At Spinogenix, we develop small molecules designed to cross the blood-brain barrier. Tazbentetol and SPG601 are designed to be taken by mouth as a once-a-day pill, which has multiple benefits: easier administration, better patient compliance, and significantly lower cost. Together, they represent a potentially simple yet powerful approach to treating synaptopathies.

Regenerating Synapses – Tazbentetol and the TAGS Technology Platform

Tazbentetol is Spinogenix’s first-in-class synaptic regenerative therapy – designed not to mask symptoms, but to regrow the brain connections lost to disease. Built on the TAGS™ (Transient Activators of Glutamatergic Synapses) platform, tazbentetol triggers neurons to produce new, functional synapses. Key features of this regenerative approach include:

Rapid Acting

Tazbentetol induces the formation of new, functional dendritic spine synapses within hours in laboratory studies, while synaptic and behavioral benefits are evident within weeks of daily investigational treatment in animal models.

Sufficient Transient Exposure

Dosing is daily and the half life in the blood is short as the investigation therapeutic is targeted to synaptic regeneration and subsequently improvements in cognitive and motor symptoms across multiple animal models, including ALS, Alzheimer’s, spinal cord injury, and traumatic brain injury.

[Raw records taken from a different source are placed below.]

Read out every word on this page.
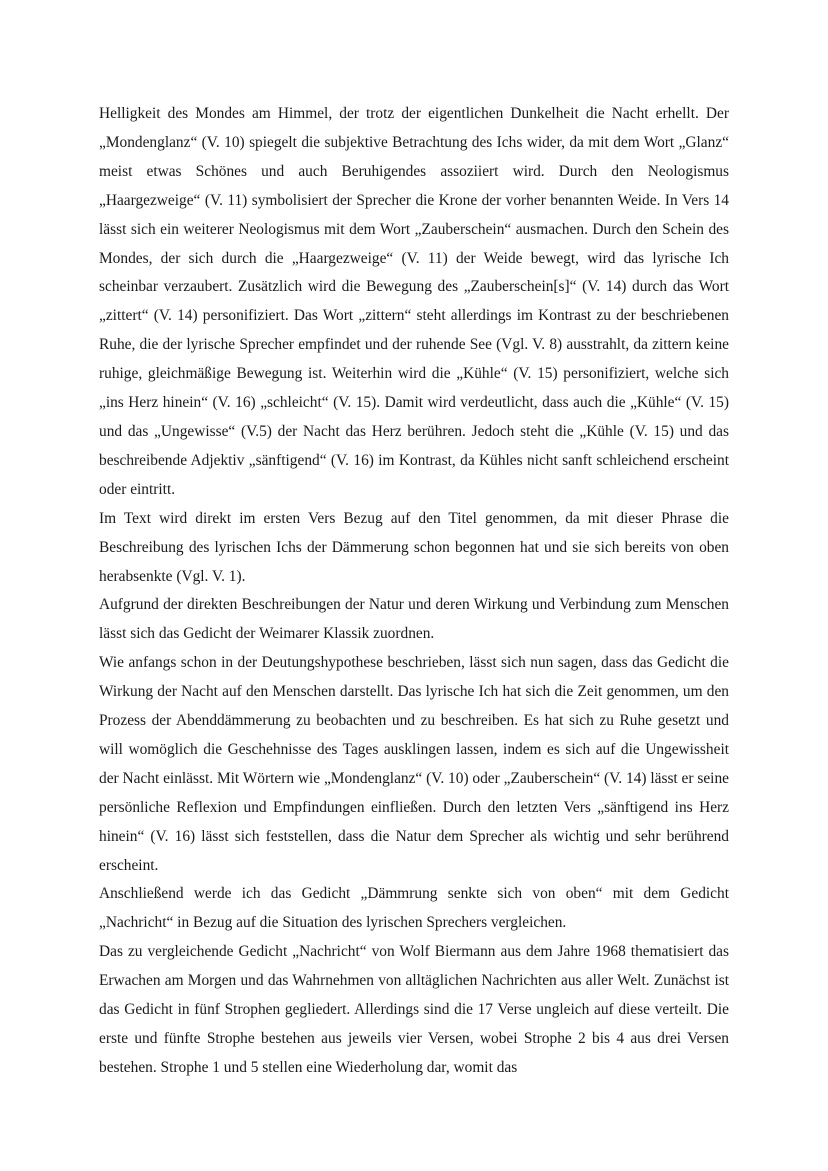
Helligkeit des Mondes am Himmel, der trotz der eigentlichen Dunkelheit die Nacht erhellt. Der „Mondenglanz“ (V. 10) spiegelt die subjektive Betrachtung des Ichs wider, da mit dem Wort „Glanz“ meist etwas Schönes und auch Beruhigendes assoziiert wird. Durch den Neologismus „Haargezweige“ (V. 11) symbolisiert der Sprecher die Krone der vorher benannten Weide. In Vers 14 lässt sich ein weiterer Neologismus mit dem Wort „Zauberschein“ ausmachen. Durch den Schein des Mondes, der sich durch die „Haargezweige“ (V. 11) der Weide bewegt, wird das lyrische Ich scheinbar verzaubert. Zusätzlich wird die Bewegung des „Zauberschein[s]“ (V. 14) durch das Wort „zittert“ (V. 14) personifiziert. Das Wort „zittern“ steht allerdings im Kontrast zu der beschriebenen Ruhe, die der lyrische Sprecher empfindet und der ruhende See (Vgl. V. 8) ausstrahlt, da zittern keine ruhige, gleichmäßige Bewegung ist. Weiterhin wird die „Kühle“ (V. 15) personifiziert, welche sich „ins Herz hinein“ (V. 16) „schleicht“ (V. 15). Damit wird verdeutlicht, dass auch die „Kühle“ (V. 15) und das „Ungewisse“ (V.5) der Nacht das Herz berühren. Jedoch steht die „Kühle (V. 15) und das beschreibende Adjektiv „sänftigend“ (V. 16) im Kontrast, da Kühles nicht sanft schleichend erscheint oder eintritt.

Im Text wird direkt im ersten Vers Bezug auf den Titel genommen, da mit dieser Phrase die Beschreibung des lyrischen Ichs der Dämmerung schon begonnen hat und sie sich bereits von oben herabsenkte (Vgl. V. 1).

Aufgrund der direkten Beschreibungen der Natur und deren Wirkung und Verbindung zum Menschen lässt sich das Gedicht der Weimarer Klassik zuordnen.

Wie anfangs schon in der Deutungshypothese beschrieben, lässt sich nun sagen, dass das Gedicht die Wirkung der Nacht auf den Menschen darstellt. Das lyrische Ich hat sich die Zeit genommen, um den Prozess der Abenddämmerung zu beobachten und zu beschreiben. Es hat sich zu Ruhe gesetzt und will womöglich die Geschehnisse des Tages ausklingen lassen, indem es sich auf die Ungewissheit der Nacht einlässt. Mit Wörtern wie „Mondenglanz“ (V. 10) oder „Zauberschein“ (V. 14) lässt er seine persönliche Reflexion und Empfindungen einfließen. Durch den letzten Vers „sänftigend ins Herz hinein“ (V. 16) lässt sich feststellen, dass die Natur dem Sprecher als wichtig und sehr berührend erscheint.

Anschließend werde ich das Gedicht „Dämmrung senkte sich von oben“ mit dem Gedicht „Nachricht“ in Bezug auf die Situation des lyrischen Sprechers vergleichen.

Das zu vergleichende Gedicht „Nachricht“ von Wolf Biermann aus dem Jahre 1968 thematisiert das Erwachen am Morgen und das Wahrnehmen von alltäglichen Nachrichten aus aller Welt. Zunächst ist das Gedicht in fünf Strophen gegliedert. Allerdings sind die 17 Verse ungleich auf diese verteilt. Die erste und fünfte Strophe bestehen aus jeweils vier Versen, wobei Strophe 2 bis 4 aus drei Versen bestehen. Strophe 1 und 5 stellen eine Wiederholung dar, womit das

Self-Perpetuating and Self-Limiting

Tazbentetol activates a process that carries forward on its own to regenerate physiologically relevant numbers and shapes of dendritic spine synapses. Investigational treatment with higher doses than necessary, or for longer periods, does not alter this activity profile.

Durable Effects

New synapses induced by tazbentetol may persist even after treatment is stopped.

Correcting Synapses – SPG601 and BK Channel Modulation for Fragile X Syndrome

FXS is the leading inherited form of intellectual disability and a known cause of autism, resulting from the silencing of the Fmr1 gene. This leads to widespread disruptions in synaptic function, linked in part to reduced activity of large-conductance, calcium-activated potassium (“BK”) channels.

SPG601 is a small molecule that works at the synaptic level, targeting a well-established molecular dysfunction in FXS, to improve core symptoms and challenging behaviors, which can include severe anxiety, social aversion, hyperactivity and attention deficit. SPG601 targets large-conductance, calcium-activated potassium (“BK”) channels, increasing their activation to correct specific synaptic dysfunctions that are thought to underlie many core symptoms of FXS.